Estudiantes de oficios. Foto: Lorena Lorenzo

La Escuela de Oficios es, para el Conservador de Trinidad, la cantera fértil para el entrenamiento de las nuevas generaciones en el cuidado del patrimonio. Más allá de la teoría que cada oficio tiene; la práctica en la Zona Priorizada para la Conservación sigue siendo el momento más esperado por los estudiantes.

Durante el 2020, con la aparición de la covid19, pocos fueron los momentos, pero el perfeccionamiento de las técnicas no se detuvo. Prueba de ello es la temprana intervención este año de los estudiantes de albañilería y carpintería en una de las líneas estratégicas de trabajo en la Oficina: apoyo a subsidios.

Foto: Lorena Lorenzo

Al decir de la directora del plantel educacional, Marianela Herrera:

Algunos casos requieren de un menor esfuerzo por parte de la institución. Otros, sin embargo, como el de la vivienda nº 59 de la calle Ernesto Valdés Muñoz, precisaron la rehabilitación integral de sus 25m². Cada acción que allí se realizó, fue con toda la responsabilidad y sensibilidad que amerita la ejecución de este programa. Ello queda evidenciado en la calidad de la obra.

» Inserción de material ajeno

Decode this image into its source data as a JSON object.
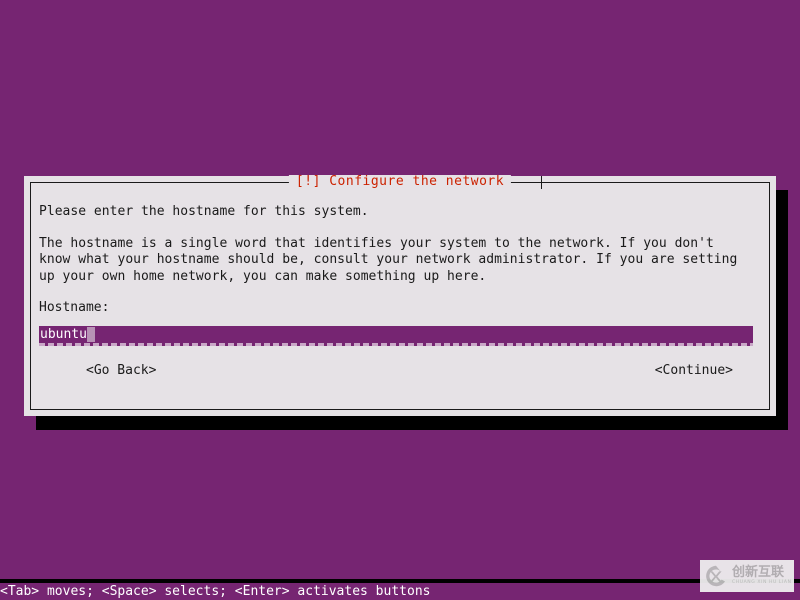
{
  "screen": {
    "background_color": "#762572",
    "text_color": "#ffffff"
  },
  "dialog": {
    "title": "[!] Configure the network",
    "title_color": "#cc2200",
    "background_color": "#e6e2e6",
    "border_color": "#1a1a1a",
    "paragraphs": {
      "intro": "Please enter the hostname for this system.",
      "body": "The hostname is a single word that identifies your system to the network. If you don't\nknow what your hostname should be, consult your network administrator. If you are setting\nup your own home network, you can make something up here."
    },
    "field": {
      "label": "Hostname:",
      "value": "ubuntu",
      "placeholder": "ubuntu",
      "field_background_color": "#762572",
      "field_text_color": "#ffffff"
    },
    "buttons": {
      "go_back": "<Go Back>",
      "continue": "<Continue>"
    }
  },
  "statusbar": {
    "help_text": "<Tab> moves; <Space> selects; <Enter> activates buttons"
  },
  "watermark": {
    "chinese": "创新互联",
    "pinyin": "CHUANG XIN HU LIAN",
    "mark_icon": "cx-logo-icon"
  }
}
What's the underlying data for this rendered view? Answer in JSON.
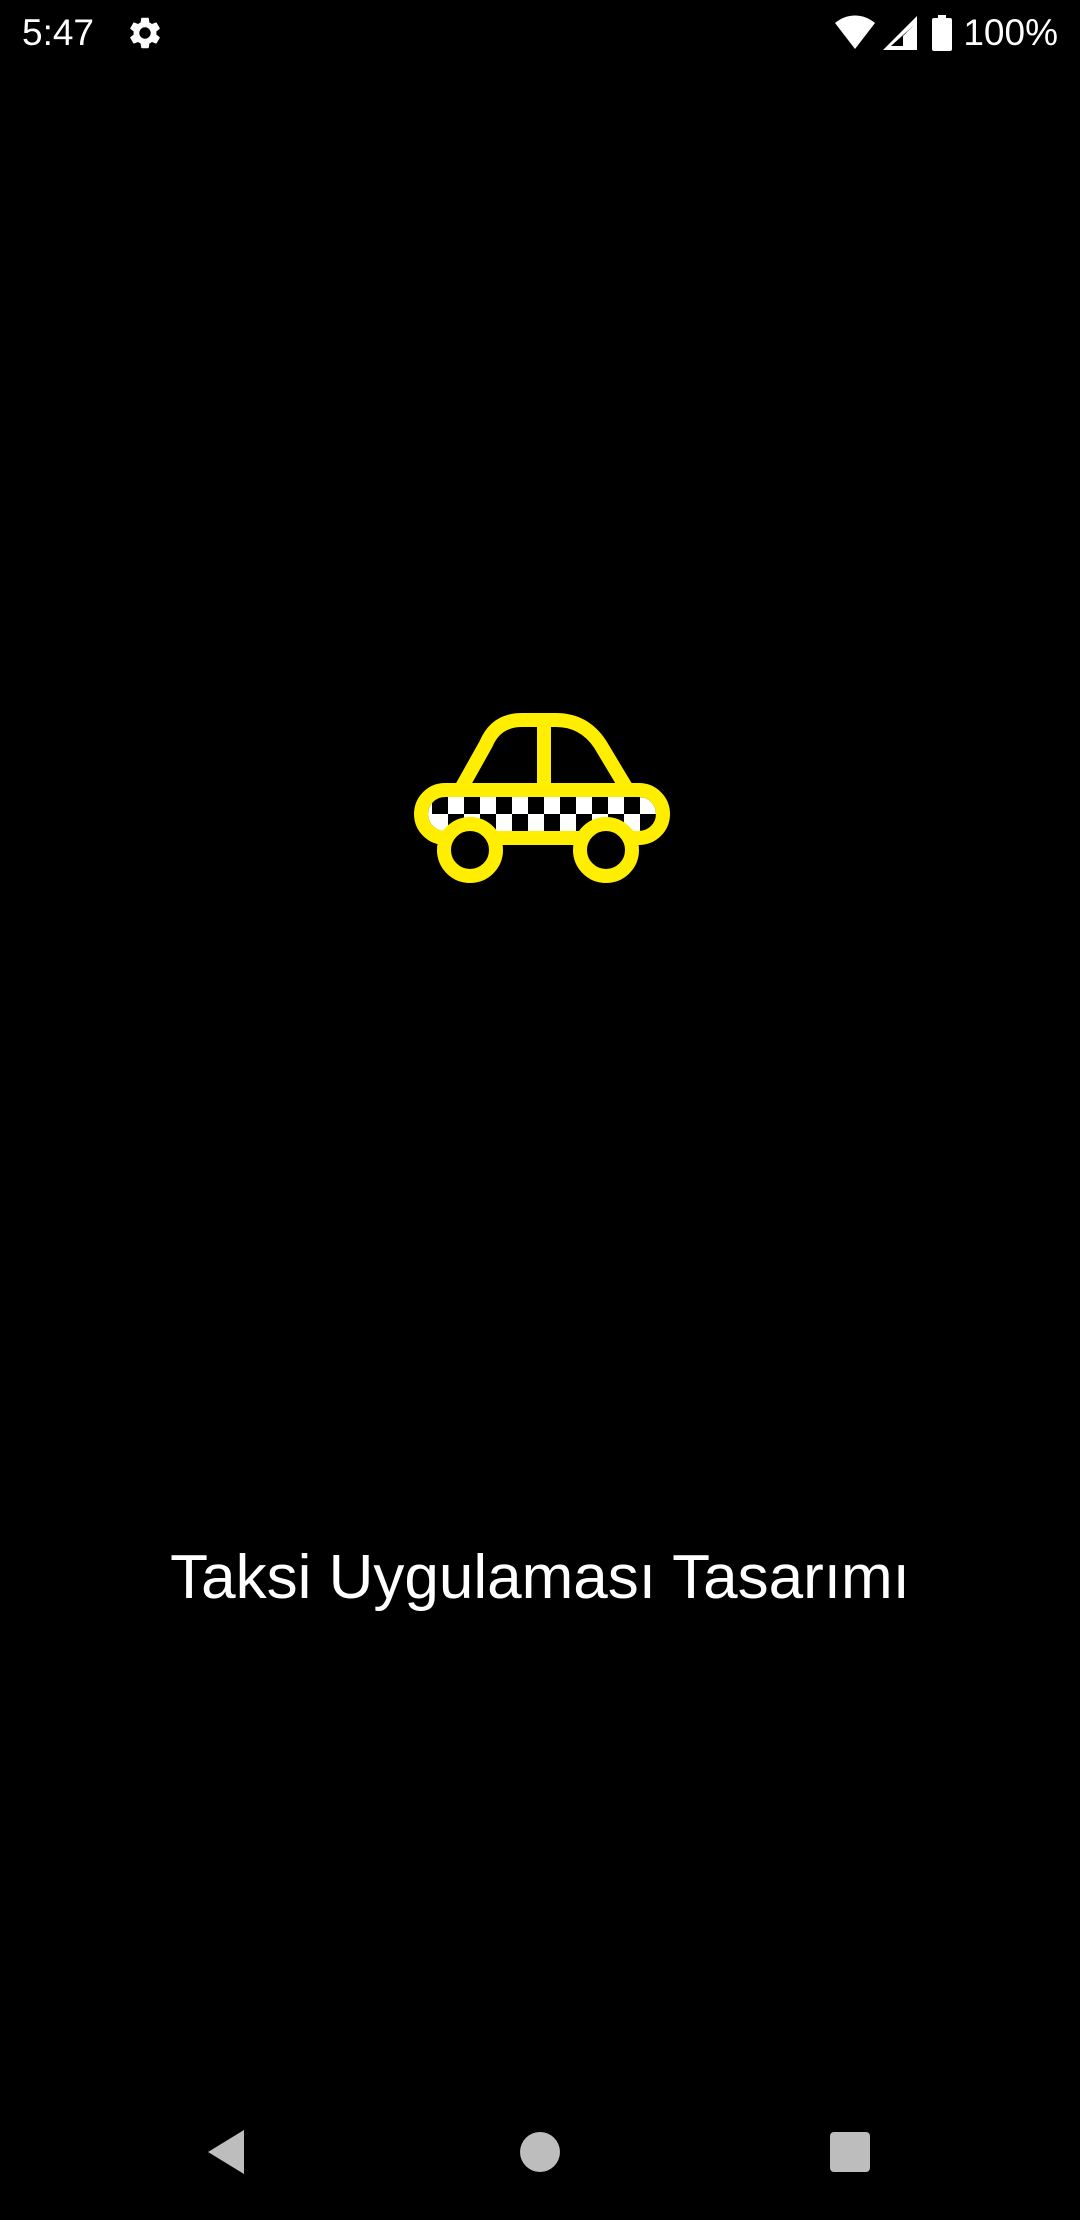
{
  "status_bar": {
    "time": "5:47",
    "battery_text": "100%",
    "icons": [
      "gear-icon",
      "wifi-icon",
      "signal-icon",
      "battery-icon"
    ]
  },
  "splash": {
    "logo_icon": "taxi-icon",
    "title": "Taksi Uygulaması Tasarımı"
  },
  "colors": {
    "background": "#000000",
    "taxi_yellow": "#FFEE00",
    "text": "#FFFFFF",
    "nav_icons": "#BDBDBD"
  },
  "nav_bar": {
    "buttons": [
      "back-icon",
      "home-icon",
      "recents-icon"
    ]
  }
}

Entre las labores concretadas pueden contarse el levantamiento de muros, la ejecución de resanos y finos, colocación de enchapes en meseta y baño, fundición de pisos y montaje de cubierta. Todo eso, a cargo por supuesto de los futuros albañiles.  Mientras que los de carpintería se ocuparon de la reconstrucción de los elementos de madera existentes.

Foto: Lorena Lorenzo

De esta manera se le da cumplimiento a los objetivos de los programas de estudio en las especialidades que intervinieron y son encaminadas las habilidades básicas que requieren en su formación como futuros Obreros Calificados.

Desde el año 2012, las familias cubanas vulnerables se han beneficiado con la asignación de subsidios como parte de la Política de la Vivienda. Este programa es de los más sensibles de la Revolución pues beneficia a personas con poca solvencia económica para solucionar los problemas de vulnerabilidad y favorecer la evolución del fondo habitacional. En el caso de Trinidad, la preocupación de que el ciclo constructivo tenga la más alta calidad, influye en la conservación patrimonial.

Cada obra docente, cada trabajo extracurricular que se vincule a la salvaguarda del patrimonio trinitario, necesariamente alimenta el crecimiento de estas generaciones que también apuestan por el futuro del pasado en Trinidad.